Tek kişilik masasında her zaman aynı saatlerde yemek yer olurdu. Daim temiz,bakımlı ve alımlı gelirdi. Asil ve zarif davranışları mıknatıs gibi dikkatimi çekmişti.

Mekana girerken birkaç saniye bekler, etrafını çekingen bakışlarla süzdükten sonra o Tek Kişilik masasına otururdu. Menüye aşina olacak ki, ezbere sipariş verir olurdu. Çantasından çıkardığı mendille çatal bıcağını iyice silerdi. Böyle titiz birinin neden hergün aynı saatte dışarıda yemek yediğini aslında çok merak ediyordum . Yemeği önüne geldiğinde kibarca garsona teşekkür eder, yemeğini yerdi .Bitirince de yine tebessümle teşekkür edip giderdi.

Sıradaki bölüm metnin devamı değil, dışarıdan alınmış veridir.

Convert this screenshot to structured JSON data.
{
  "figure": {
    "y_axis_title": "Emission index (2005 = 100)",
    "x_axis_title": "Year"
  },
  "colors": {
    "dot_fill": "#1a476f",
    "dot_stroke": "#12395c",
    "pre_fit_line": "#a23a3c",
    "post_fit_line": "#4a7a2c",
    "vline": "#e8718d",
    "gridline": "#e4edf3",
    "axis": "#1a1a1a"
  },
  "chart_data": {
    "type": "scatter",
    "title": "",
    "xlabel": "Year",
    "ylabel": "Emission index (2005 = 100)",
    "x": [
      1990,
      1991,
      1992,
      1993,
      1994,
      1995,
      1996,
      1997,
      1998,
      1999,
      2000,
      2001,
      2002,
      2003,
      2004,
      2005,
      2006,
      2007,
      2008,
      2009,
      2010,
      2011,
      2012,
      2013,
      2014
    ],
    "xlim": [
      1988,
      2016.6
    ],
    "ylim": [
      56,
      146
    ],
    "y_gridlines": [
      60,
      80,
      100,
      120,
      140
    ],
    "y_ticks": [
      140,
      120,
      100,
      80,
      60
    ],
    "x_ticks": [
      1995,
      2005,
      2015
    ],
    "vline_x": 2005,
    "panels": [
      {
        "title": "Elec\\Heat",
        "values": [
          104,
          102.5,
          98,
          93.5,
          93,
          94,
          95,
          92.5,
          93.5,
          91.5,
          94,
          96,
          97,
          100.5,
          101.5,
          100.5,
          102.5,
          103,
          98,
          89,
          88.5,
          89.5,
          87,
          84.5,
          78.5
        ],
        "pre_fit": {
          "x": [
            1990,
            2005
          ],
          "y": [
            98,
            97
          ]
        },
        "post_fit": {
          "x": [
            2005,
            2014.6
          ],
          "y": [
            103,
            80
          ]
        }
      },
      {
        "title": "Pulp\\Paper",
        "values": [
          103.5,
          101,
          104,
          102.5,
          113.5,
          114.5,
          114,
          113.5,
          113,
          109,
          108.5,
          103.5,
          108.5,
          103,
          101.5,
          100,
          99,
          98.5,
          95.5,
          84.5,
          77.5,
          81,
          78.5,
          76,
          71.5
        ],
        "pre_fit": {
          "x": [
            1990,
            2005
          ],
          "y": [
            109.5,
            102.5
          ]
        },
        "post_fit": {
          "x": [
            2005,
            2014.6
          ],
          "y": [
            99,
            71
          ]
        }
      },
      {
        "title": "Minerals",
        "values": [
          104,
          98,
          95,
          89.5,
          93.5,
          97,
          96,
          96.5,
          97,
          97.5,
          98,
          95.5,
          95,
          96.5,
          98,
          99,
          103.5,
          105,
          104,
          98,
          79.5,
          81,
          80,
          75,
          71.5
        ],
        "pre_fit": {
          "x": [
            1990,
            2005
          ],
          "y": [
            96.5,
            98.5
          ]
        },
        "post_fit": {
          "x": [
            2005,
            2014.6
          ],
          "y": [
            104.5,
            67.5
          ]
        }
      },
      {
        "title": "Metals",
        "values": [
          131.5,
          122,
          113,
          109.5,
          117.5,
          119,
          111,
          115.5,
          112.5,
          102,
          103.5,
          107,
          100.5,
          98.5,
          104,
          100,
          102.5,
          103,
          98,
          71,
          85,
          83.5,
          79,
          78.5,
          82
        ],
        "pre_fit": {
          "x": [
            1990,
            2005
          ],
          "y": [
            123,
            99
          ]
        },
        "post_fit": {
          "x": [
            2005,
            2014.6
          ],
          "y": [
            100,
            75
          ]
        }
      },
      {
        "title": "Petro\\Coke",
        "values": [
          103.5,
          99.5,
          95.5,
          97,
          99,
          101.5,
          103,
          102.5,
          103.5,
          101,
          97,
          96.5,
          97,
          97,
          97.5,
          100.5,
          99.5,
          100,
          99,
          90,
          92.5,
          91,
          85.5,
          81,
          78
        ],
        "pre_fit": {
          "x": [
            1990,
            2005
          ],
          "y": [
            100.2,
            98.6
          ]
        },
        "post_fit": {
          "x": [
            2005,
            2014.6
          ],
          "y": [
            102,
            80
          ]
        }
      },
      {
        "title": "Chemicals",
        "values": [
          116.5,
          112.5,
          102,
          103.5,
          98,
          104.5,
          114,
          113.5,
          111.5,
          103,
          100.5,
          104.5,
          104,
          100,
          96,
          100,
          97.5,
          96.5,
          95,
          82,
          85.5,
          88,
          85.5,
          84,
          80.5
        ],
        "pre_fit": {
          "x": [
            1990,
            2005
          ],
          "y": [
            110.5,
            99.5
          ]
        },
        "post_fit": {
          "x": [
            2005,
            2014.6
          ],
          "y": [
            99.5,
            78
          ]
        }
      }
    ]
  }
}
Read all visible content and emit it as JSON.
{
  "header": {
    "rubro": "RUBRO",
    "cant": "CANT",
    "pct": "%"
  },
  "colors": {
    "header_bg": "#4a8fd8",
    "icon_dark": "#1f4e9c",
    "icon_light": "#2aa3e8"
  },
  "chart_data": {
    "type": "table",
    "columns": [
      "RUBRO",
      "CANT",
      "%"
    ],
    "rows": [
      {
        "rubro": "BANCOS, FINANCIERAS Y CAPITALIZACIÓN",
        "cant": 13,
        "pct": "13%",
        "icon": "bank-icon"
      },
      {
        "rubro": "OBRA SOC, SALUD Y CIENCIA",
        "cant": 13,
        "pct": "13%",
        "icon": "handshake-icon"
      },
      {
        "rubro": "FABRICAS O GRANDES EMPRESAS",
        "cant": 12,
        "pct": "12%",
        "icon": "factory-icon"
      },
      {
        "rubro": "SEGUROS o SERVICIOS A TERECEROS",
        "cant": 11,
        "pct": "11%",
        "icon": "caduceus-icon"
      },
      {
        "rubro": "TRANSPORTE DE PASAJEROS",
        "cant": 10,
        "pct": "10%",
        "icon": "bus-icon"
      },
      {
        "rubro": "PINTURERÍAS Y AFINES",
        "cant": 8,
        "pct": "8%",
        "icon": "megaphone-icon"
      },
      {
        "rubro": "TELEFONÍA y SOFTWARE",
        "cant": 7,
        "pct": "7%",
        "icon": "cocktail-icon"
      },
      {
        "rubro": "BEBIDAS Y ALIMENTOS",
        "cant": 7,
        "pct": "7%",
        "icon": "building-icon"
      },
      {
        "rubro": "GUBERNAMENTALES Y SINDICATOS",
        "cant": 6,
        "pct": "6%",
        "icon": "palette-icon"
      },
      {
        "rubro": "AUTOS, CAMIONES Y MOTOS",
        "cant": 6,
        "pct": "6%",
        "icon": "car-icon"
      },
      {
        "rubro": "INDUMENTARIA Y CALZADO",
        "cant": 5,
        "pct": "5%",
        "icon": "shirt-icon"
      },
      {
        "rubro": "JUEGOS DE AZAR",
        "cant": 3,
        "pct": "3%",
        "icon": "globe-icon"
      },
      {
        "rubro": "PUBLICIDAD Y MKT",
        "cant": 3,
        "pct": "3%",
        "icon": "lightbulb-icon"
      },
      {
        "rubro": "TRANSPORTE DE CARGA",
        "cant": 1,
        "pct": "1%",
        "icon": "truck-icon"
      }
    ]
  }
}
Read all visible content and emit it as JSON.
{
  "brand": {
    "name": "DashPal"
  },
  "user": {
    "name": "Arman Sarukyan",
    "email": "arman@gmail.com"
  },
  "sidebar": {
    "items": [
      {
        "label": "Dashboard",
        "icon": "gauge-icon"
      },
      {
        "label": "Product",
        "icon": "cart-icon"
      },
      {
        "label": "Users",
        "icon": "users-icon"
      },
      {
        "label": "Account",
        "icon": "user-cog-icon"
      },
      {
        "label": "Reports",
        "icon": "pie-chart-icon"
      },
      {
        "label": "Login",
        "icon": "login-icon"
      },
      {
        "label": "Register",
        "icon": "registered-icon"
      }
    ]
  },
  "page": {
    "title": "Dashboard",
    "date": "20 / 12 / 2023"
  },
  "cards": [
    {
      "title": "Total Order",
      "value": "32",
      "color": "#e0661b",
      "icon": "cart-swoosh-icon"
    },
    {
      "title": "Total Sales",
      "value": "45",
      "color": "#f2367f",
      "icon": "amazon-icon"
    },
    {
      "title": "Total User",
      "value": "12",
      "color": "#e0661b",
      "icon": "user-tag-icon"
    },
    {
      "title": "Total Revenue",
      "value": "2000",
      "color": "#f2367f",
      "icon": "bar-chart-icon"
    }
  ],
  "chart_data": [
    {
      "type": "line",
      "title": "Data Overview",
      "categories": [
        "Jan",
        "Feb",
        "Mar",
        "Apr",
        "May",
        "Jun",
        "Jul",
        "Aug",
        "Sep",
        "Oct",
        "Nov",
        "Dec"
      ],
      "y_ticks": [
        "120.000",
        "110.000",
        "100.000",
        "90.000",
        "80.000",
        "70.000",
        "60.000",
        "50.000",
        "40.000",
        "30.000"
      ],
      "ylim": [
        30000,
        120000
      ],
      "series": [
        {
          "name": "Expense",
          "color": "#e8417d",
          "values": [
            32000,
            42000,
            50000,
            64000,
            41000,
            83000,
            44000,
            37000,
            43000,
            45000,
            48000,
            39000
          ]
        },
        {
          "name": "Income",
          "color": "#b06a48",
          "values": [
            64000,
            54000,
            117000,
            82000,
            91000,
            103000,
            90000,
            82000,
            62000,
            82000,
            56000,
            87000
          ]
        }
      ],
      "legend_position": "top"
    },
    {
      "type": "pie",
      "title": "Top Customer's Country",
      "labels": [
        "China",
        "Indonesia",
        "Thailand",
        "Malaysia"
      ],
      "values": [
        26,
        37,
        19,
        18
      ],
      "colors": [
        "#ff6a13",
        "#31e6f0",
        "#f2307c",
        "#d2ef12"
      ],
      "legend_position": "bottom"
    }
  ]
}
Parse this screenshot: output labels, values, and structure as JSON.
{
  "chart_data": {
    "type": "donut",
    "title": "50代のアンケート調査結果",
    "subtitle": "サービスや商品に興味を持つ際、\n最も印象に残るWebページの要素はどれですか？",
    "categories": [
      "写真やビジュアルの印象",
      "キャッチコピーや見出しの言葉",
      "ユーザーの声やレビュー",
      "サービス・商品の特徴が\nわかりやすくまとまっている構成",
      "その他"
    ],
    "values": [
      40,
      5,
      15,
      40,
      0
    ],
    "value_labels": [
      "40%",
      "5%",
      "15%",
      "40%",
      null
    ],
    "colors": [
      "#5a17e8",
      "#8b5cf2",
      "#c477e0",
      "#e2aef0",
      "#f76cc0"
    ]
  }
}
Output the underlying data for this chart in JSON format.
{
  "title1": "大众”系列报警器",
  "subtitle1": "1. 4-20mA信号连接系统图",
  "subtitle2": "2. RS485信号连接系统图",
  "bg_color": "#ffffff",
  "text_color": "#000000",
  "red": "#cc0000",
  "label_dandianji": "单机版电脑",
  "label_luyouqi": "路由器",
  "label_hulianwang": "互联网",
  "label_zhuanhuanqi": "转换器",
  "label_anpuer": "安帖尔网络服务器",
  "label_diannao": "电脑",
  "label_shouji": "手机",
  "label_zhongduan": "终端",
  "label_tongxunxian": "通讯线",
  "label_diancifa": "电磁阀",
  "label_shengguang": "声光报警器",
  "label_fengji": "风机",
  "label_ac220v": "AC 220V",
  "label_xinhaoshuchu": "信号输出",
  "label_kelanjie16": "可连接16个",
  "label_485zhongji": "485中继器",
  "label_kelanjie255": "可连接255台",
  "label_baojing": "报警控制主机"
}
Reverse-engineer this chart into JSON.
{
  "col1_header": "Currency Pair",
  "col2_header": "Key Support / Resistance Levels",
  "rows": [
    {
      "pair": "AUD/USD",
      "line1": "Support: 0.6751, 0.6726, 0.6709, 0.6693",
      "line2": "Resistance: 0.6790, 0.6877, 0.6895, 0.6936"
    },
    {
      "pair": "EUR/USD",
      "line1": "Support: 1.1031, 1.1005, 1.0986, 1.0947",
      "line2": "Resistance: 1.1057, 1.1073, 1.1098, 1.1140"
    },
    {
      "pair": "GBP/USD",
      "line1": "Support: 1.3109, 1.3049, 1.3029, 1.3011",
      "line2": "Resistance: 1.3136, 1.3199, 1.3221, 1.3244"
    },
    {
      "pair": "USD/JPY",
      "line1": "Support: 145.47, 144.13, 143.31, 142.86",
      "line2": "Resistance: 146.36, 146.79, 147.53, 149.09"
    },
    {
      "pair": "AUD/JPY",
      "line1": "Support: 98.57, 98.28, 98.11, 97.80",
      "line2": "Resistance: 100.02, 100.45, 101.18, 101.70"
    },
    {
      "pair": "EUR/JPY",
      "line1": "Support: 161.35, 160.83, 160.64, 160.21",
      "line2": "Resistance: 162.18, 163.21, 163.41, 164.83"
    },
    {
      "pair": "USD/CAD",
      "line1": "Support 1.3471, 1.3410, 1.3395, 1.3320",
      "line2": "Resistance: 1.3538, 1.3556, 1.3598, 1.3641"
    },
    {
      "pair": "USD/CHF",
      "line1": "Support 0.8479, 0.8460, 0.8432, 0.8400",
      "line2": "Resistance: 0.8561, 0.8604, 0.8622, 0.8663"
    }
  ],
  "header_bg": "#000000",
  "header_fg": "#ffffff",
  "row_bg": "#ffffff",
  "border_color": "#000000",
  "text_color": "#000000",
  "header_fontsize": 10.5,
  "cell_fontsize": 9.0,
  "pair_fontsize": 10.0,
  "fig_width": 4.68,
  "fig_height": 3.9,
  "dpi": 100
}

Zamanla ben de aynı saatlerde esir gibi restorantın yalnız müşterilerinden birine dönüşmüştüm. Ondan önce gelir ondan sonra da terk ederdim orayı. Artık ezberim olmuştu. Hayranlıktan aşka yelken açalı çok olmuştu. En çok keder dolu tebessümü etkilemişti bu bendeyi.

Mevsim kışa dönerken soğuktan cesaret almış olacaktım ki ,onu korkutmadan takip etmeye karar verdim. Mekanın karşısındaki kaldırımda biraz bekledikten sonra küçük adımlarla peşine düştüm. Bir hayli yürüdükten sonra küçük bir çiçekçiye uğradı. Tüm çiçeklere baktıktan sonra iki sarı gülle mağazadan çıktı. Bir demet değil,neden sadece iki gül? Merak hatta biraz kıskançlık duygusu göğsümü sarıverdi. Nefesim darlandı, bunca zaman birileri olsa farketmezmiydim diye içim içimi yemeye başladı.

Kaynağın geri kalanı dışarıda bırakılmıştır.